O caso chamou atenção internacional porque uma conversa com o ChatGPT acabou desencadeando uma investigação que, segundo as autoridades, evitou um homicídio.
O que aconteceu?
Um homem de 36 anos foi preso em São Gabriel da Palha, suspeito de planejar matar o próprio filho, de 8 anos. De acordo com a investigação, ele utilizou o ChatGPT para descrever seus planos em detalhes, afirmando que queria cometer o crime para evitar continuar pagando pensão alimentícia.
Nas conversas, o suspeito teria afirmado que:
possuía arma, corda e cianeto;
havia tentado contratar um pistoleiro, oferecendo R$ 50 mil para matar ele e o filho;
cogitou realizar ataques contra traficantes, policiais, escolas e igrejas antes de morrer.

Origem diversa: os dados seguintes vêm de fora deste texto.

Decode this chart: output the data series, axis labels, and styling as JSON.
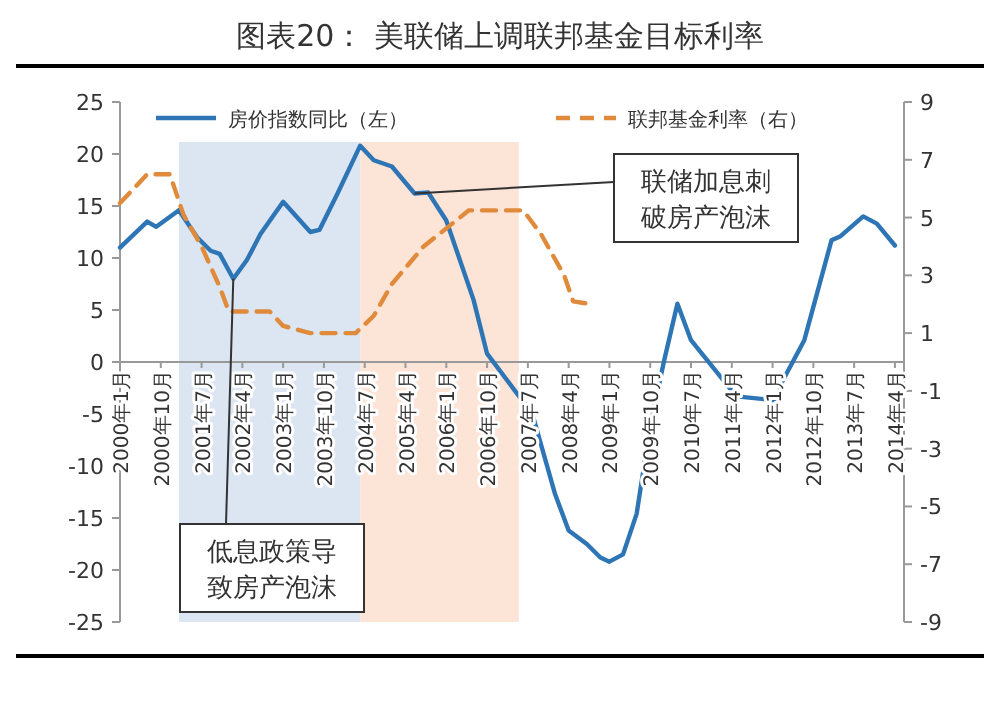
{
  "chart_data": {
    "type": "line",
    "title": "图表20：  美联储上调联邦基金目标利率",
    "legend": "top",
    "grid": false,
    "xlim": [
      "2000-01",
      "2014-06"
    ],
    "ylim": [
      -25,
      25
    ],
    "yticks": [
      -25,
      -20,
      -15,
      -10,
      -5,
      0,
      5,
      10,
      15,
      20,
      25
    ],
    "y2lim": [
      -9,
      9
    ],
    "y2ticks": [
      -9,
      -7,
      -5,
      -3,
      -1,
      1,
      3,
      5,
      7,
      9
    ],
    "xticks": [
      {
        "value": "2000-01",
        "label": "2000年1月"
      },
      {
        "value": "2000-10",
        "label": "2000年10月"
      },
      {
        "value": "2001-07",
        "label": "2001年7月"
      },
      {
        "value": "2002-04",
        "label": "2002年4月"
      },
      {
        "value": "2003-01",
        "label": "2003年1月"
      },
      {
        "value": "2003-10",
        "label": "2003年10月"
      },
      {
        "value": "2004-07",
        "label": "2004年7月"
      },
      {
        "value": "2005-04",
        "label": "2005年4月"
      },
      {
        "value": "2006-01",
        "label": "2006年1月"
      },
      {
        "value": "2006-10",
        "label": "2006年10月"
      },
      {
        "value": "2007-07",
        "label": "2007年7月"
      },
      {
        "value": "2008-04",
        "label": "2008年4月"
      },
      {
        "value": "2009-01",
        "label": "2009年1月"
      },
      {
        "value": "2009-10",
        "label": "2009年10月"
      },
      {
        "value": "2010-07",
        "label": "2010年7月"
      },
      {
        "value": "2011-04",
        "label": "2011年4月"
      },
      {
        "value": "2012-01",
        "label": "2012年1月"
      },
      {
        "value": "2012-10",
        "label": "2012年10月"
      },
      {
        "value": "2013-07",
        "label": "2013年7月"
      },
      {
        "value": "2014-04",
        "label": "2014年4月"
      }
    ],
    "bands": [
      {
        "axis": "x",
        "from": "2001-02",
        "to": "2004-06",
        "color": "#dce6f2"
      },
      {
        "axis": "x",
        "from": "2004-06",
        "to": "2007-05",
        "color": "#fce4d6"
      }
    ],
    "series": [
      {
        "name": "房价指数同比（左）",
        "color": "#2e75b6",
        "line_style": "solid",
        "x": [
          "2000-01",
          "2000-07",
          "2000-09",
          "2001-02",
          "2001-06",
          "2001-09",
          "2001-11",
          "2002-02",
          "2002-05",
          "2002-08",
          "2003-01",
          "2003-07",
          "2003-09",
          "2004-01",
          "2004-06",
          "2004-09",
          "2005-01",
          "2005-06",
          "2005-09",
          "2006-01",
          "2006-07",
          "2006-10",
          "2007-08",
          "2008-01",
          "2008-04",
          "2008-08",
          "2008-11",
          "2009-01",
          "2009-04",
          "2009-07",
          "2009-10",
          "2010-01",
          "2010-04",
          "2010-07",
          "2011-05",
          "2012-02",
          "2012-03",
          "2012-08",
          "2013-02",
          "2013-04",
          "2013-09",
          "2013-12",
          "2014-04"
        ],
        "values": [
          11,
          13.5,
          13,
          14.6,
          12,
          10.7,
          10.4,
          8,
          9.8,
          12.3,
          15.4,
          12.5,
          12.7,
          16.2,
          20.8,
          19.4,
          18.8,
          16.2,
          16.3,
          13.6,
          6,
          0.8,
          -5,
          -12.7,
          -16.2,
          -17.5,
          -18.8,
          -19.2,
          -18.5,
          -14.6,
          -6.2,
          0,
          5.6,
          2.1,
          -3.3,
          -3.7,
          -2,
          2.1,
          11.7,
          12.1,
          14,
          13.3,
          11.2
        ]
      },
      {
        "name": "联邦基金利率（右）",
        "color": "#e08a3c",
        "line_style": "dashed",
        "axis": "y2",
        "x": [
          "2000-01",
          "2000-07",
          "2000-12",
          "2001-03",
          "2001-07",
          "2001-11",
          "2002-01",
          "2002-10",
          "2003-01",
          "2003-07",
          "2004-05",
          "2004-09",
          "2005-01",
          "2005-08",
          "2006-06",
          "2006-10",
          "2007-06",
          "2007-10",
          "2008-03",
          "2008-05",
          "2008-09"
        ],
        "values": [
          5.5,
          6.5,
          6.5,
          5.1,
          4,
          2.6,
          1.75,
          1.75,
          1.25,
          1,
          1,
          1.6,
          2.7,
          4,
          5.25,
          5.25,
          5.25,
          4.4,
          3,
          2.1,
          2
        ]
      }
    ],
    "annotations": [
      {
        "text": "联储加息刺破房产泡沫",
        "x": "2005-06",
        "y": 16.2
      },
      {
        "text": "低息政策导致房产泡沫",
        "x": "2002-02",
        "y": 8
      }
    ]
  }
}
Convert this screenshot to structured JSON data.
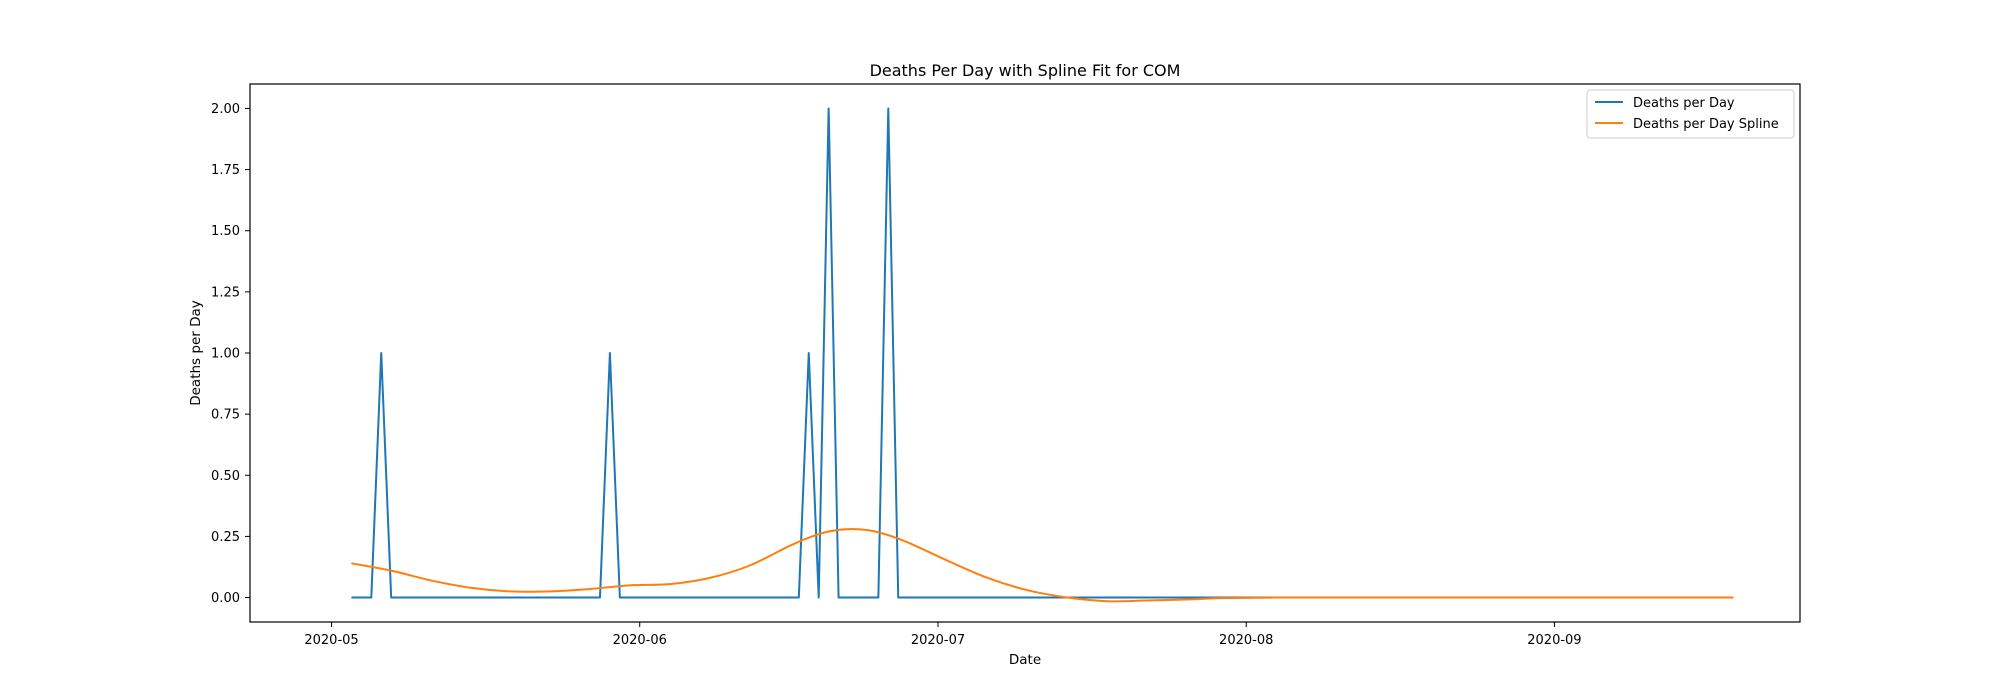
{
  "chart_data": {
    "type": "line",
    "title": "Deaths Per Day with Spline Fit for COM",
    "xlabel": "Date",
    "ylabel": "Deaths per Day",
    "x_start_date": "2020-05-03",
    "x_end_date": "2020-09-19",
    "xlim_days": [
      -8.2,
      147.7
    ],
    "ylim": [
      -0.1,
      2.1
    ],
    "x_ticks": [
      {
        "day": 0,
        "label": "2020-05"
      },
      {
        "day": 31,
        "label": "2020-06"
      },
      {
        "day": 61,
        "label": "2020-07"
      },
      {
        "day": 92,
        "label": "2020-08"
      },
      {
        "day": 123,
        "label": "2020-09"
      }
    ],
    "y_ticks": [
      {
        "value": 0.0,
        "label": "0.00"
      },
      {
        "value": 0.25,
        "label": "0.25"
      },
      {
        "value": 0.5,
        "label": "0.50"
      },
      {
        "value": 0.75,
        "label": "0.75"
      },
      {
        "value": 1.0,
        "label": "1.00"
      },
      {
        "value": 1.25,
        "label": "1.25"
      },
      {
        "value": 1.5,
        "label": "1.50"
      },
      {
        "value": 1.75,
        "label": "1.75"
      },
      {
        "value": 2.0,
        "label": "2.00"
      }
    ],
    "legend_position": "top-right",
    "series": [
      {
        "name": "Deaths per Day",
        "color": "#1f77b4",
        "style": "piecewise-linear",
        "x_days": [
          2,
          4,
          5,
          6,
          27,
          28,
          29,
          47,
          48,
          49,
          50,
          51,
          52,
          53,
          55,
          56,
          57,
          58,
          141
        ],
        "values": [
          0,
          0,
          1,
          0,
          0,
          1,
          0,
          0,
          1,
          0,
          2,
          0,
          0,
          0,
          0,
          2,
          0,
          0,
          0
        ]
      },
      {
        "name": "Deaths per Day Spline",
        "color": "#ff7f0e",
        "style": "smooth",
        "x_days": [
          2,
          6,
          10,
          14,
          18,
          22,
          26,
          30,
          34,
          38,
          42,
          46,
          48,
          50,
          52,
          54,
          56,
          58,
          62,
          66,
          70,
          74,
          78,
          82,
          86,
          90,
          95,
          100,
          110,
          125,
          141
        ],
        "values": [
          0.14,
          0.11,
          0.07,
          0.04,
          0.025,
          0.025,
          0.035,
          0.05,
          0.055,
          0.08,
          0.13,
          0.21,
          0.245,
          0.27,
          0.28,
          0.275,
          0.255,
          0.225,
          0.15,
          0.08,
          0.03,
          0.0,
          -0.015,
          -0.012,
          -0.008,
          -0.002,
          0.0,
          0.0,
          0.0,
          0.0,
          0.0
        ]
      }
    ]
  }
}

Como o FBI entrou na história?
Segundo a Polícia Civil, os sistemas de segurança da OpenAI identificaram mensagens que indicavam risco concreto e iminente de violência.
A empresa comunicou o Federal Bureau of Investigation, nos Estados Unidos. O FBI então repassou o alerta ao Ministério da Justiça brasileiro por meio dos canais de cooperação internacional. As informações chegaram à Polícia Civil do Espírito Santo, que iniciou a investigação.
A prisão
Os investigadores localizaram o suspeito um dia antes da data em que, segundo eles, o crime seria cometido. O homem foi preso preventivamente, e seu celular foi apreendido para perícia.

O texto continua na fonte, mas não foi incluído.